In my years at KDOT I’ve heard plenty of those scary stories. And, sadly, I’ve also heard the stories that have tragic endings.
It’s painfully evident that many of the motorists who drive through work zones are oblivious to the risks their driving poses to those who are working just an arms-length away. And if those drivers aren’t thinking about the workers, they certainly aren’t thinking about all the people who depend on those workers to come home safe and sound at the end of the day.
To help raise awareness of the inherent risks highway workers face every day, KDOT has planned a number of activities as part of National Work Zone Awareness Week, April 4-8. We will have a media event at KDOT’s new area office in Topeka where I will emcee and speakers will include Kansas Highway Patrol Superintendent Ernest Garcia, Dustrol Inc. Vice President Brian Hansen and Shirley McDonald, mother of KDOT employee Scotty McDonald who was killed in a 2005 work zone crash. Throughout the week, blogs from contractor organizations, the KHP and KDOT’s own John Crawford in Goodland and Johnnie Lira in Ulysses will be posted here, so please check back each day.
For April 6, we have come up with a very bright way for people to show support for road workers: go orange. Search the corners of your closet and the bottoms of your clothes drawers for something orange to wear. You will be in good company. And if you are asked why you are risking your standing as a fashionista by wearing orange, please share that work zone safety isn’t just for workers--it’s for motorists, too. More than 85 percent of the time, motorists are the ones who are injured in work zone crashes due to inattention, following too closely, driving too fast or not yielding the right of way.
In addition to the above activities, please check the KDOT website to see photos of Kansans decked out in orange. For the past month KDOT has been collecting photos of people wearing orange. The photos will also be posted on KDOT’s Flickr account, http://www.flickr.com/photos/kansastransportation. In addition, we’ve produced a “Go Orange” video you can view on the agency’s YouTube channel at http://www.youtube.com/user/kansastransportation.

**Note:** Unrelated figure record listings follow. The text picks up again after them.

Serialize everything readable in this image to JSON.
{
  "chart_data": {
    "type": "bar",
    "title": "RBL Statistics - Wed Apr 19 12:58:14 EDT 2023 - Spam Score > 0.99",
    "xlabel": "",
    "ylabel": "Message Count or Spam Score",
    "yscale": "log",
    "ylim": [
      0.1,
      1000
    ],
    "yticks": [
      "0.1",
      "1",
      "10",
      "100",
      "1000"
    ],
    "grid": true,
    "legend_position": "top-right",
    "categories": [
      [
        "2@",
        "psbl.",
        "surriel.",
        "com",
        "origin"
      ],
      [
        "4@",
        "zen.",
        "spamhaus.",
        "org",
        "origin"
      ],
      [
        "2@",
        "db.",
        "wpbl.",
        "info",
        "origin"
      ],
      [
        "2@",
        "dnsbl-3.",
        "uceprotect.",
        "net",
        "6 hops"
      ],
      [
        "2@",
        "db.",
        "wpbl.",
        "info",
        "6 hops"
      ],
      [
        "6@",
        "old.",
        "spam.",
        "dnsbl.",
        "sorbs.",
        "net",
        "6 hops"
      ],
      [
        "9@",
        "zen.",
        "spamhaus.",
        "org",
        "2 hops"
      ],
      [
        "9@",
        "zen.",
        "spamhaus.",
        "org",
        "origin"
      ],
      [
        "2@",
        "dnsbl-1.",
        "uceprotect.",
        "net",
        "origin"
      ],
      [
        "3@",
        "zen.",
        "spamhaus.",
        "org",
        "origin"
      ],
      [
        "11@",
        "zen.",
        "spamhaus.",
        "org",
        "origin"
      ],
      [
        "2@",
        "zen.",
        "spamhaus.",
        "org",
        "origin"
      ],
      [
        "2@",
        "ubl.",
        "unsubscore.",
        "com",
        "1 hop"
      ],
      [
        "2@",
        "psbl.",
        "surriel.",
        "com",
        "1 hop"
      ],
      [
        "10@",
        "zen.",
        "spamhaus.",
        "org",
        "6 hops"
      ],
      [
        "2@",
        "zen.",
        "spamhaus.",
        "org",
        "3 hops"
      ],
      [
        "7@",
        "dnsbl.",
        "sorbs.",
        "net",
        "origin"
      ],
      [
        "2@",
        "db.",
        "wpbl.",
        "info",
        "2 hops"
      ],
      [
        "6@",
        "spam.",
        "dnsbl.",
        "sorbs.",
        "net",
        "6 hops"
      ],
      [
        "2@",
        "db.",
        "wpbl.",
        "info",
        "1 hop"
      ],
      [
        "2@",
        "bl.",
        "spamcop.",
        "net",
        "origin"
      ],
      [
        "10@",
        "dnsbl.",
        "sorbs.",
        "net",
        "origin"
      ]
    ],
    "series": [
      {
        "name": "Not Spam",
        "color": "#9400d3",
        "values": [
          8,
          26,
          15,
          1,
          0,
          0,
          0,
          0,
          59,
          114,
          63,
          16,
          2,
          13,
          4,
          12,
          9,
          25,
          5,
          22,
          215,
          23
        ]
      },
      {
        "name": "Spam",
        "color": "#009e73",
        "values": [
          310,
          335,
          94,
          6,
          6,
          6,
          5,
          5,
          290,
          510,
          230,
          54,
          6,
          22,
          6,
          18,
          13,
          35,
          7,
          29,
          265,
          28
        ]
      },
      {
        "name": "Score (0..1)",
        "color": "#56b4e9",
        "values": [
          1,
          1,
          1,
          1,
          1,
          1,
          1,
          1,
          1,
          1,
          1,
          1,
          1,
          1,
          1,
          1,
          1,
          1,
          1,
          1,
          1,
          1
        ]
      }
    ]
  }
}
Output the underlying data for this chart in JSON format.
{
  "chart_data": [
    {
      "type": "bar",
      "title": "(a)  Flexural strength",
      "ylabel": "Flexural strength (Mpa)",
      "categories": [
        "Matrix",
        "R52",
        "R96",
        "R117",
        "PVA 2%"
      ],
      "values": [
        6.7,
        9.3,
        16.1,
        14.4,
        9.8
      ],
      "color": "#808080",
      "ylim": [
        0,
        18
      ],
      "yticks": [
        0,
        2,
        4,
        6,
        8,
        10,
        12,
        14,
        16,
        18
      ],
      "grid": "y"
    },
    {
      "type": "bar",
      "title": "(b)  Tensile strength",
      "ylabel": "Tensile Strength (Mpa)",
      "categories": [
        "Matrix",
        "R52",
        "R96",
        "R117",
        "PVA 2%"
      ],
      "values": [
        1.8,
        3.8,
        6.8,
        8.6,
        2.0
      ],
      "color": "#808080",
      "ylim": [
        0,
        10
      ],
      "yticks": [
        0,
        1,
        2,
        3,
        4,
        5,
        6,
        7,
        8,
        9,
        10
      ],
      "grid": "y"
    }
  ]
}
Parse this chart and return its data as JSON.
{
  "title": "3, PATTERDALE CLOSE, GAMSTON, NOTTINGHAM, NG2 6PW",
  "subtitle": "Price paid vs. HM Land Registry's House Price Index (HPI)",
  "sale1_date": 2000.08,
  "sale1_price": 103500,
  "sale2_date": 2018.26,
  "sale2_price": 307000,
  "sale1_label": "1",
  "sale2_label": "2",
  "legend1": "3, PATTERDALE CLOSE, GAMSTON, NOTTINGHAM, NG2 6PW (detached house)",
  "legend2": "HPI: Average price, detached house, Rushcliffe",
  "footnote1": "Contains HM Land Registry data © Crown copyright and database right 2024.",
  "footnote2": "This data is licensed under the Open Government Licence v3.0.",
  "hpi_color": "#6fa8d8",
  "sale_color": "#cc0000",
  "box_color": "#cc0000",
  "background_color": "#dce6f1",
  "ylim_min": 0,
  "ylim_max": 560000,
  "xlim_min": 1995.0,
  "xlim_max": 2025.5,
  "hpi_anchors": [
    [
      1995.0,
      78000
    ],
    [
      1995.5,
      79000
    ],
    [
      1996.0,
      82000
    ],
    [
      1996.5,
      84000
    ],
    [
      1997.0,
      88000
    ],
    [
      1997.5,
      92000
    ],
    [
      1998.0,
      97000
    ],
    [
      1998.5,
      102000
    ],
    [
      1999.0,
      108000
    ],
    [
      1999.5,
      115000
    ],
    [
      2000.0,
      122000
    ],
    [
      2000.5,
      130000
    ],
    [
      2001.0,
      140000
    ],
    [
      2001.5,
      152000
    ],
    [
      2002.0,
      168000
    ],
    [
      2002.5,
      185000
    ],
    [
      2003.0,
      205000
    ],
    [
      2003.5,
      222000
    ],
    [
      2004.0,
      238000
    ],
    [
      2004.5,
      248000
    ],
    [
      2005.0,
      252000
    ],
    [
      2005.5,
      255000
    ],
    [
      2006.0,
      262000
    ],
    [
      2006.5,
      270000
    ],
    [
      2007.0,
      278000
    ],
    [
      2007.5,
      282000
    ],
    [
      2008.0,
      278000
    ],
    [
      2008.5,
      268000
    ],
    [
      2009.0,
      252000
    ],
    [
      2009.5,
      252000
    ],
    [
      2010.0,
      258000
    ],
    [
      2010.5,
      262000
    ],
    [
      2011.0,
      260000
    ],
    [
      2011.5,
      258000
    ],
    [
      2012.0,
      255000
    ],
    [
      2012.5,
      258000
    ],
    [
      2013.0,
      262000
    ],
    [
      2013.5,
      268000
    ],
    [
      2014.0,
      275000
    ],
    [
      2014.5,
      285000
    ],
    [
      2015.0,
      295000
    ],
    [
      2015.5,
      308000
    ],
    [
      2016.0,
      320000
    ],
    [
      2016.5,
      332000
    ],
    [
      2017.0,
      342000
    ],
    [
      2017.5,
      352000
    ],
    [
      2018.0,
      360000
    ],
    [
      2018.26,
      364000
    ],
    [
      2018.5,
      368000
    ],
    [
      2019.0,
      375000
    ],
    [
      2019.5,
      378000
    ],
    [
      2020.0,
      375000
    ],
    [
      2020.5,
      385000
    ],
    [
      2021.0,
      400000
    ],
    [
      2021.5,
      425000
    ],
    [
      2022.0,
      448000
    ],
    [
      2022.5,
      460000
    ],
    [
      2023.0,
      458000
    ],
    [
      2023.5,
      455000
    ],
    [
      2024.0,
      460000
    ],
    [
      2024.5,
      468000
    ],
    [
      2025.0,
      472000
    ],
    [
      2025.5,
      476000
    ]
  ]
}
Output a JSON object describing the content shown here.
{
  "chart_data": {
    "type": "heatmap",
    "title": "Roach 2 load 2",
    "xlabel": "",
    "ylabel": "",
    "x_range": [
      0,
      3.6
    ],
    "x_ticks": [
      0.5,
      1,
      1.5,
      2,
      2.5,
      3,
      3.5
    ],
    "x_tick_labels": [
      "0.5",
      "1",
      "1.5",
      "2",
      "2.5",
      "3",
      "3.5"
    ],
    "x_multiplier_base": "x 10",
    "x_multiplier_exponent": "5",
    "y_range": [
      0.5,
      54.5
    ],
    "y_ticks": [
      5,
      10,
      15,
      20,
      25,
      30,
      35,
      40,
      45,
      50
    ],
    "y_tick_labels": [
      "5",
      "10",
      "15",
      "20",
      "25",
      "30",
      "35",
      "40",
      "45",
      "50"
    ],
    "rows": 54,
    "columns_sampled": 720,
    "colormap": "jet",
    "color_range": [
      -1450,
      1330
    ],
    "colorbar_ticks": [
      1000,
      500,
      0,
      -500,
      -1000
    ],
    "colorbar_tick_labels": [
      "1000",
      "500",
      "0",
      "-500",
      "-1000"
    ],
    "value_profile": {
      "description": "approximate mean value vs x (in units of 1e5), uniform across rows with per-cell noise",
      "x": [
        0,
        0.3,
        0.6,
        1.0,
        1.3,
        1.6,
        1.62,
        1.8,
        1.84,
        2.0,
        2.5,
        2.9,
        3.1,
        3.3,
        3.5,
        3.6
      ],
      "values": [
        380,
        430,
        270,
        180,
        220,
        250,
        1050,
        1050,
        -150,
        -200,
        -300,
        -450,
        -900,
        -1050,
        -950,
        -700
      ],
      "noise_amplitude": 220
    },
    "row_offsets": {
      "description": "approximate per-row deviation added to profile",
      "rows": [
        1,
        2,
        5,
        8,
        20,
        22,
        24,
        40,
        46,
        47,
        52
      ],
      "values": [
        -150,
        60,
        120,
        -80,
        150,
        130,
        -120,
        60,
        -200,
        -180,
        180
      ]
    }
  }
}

While we intend to have some fun wearing orange and promoting Work Zone Awareness Week, this is serious stuff. We depend on highway workers--including law enforcement and all first responders--to keep our families safe and to keep our economy moving. These workers deserve our respect and our undivided attention every day of the year. So, please do what you can to promote work zone safety and go orange!
Deb Miller is the Kansas Secretary of Transportation.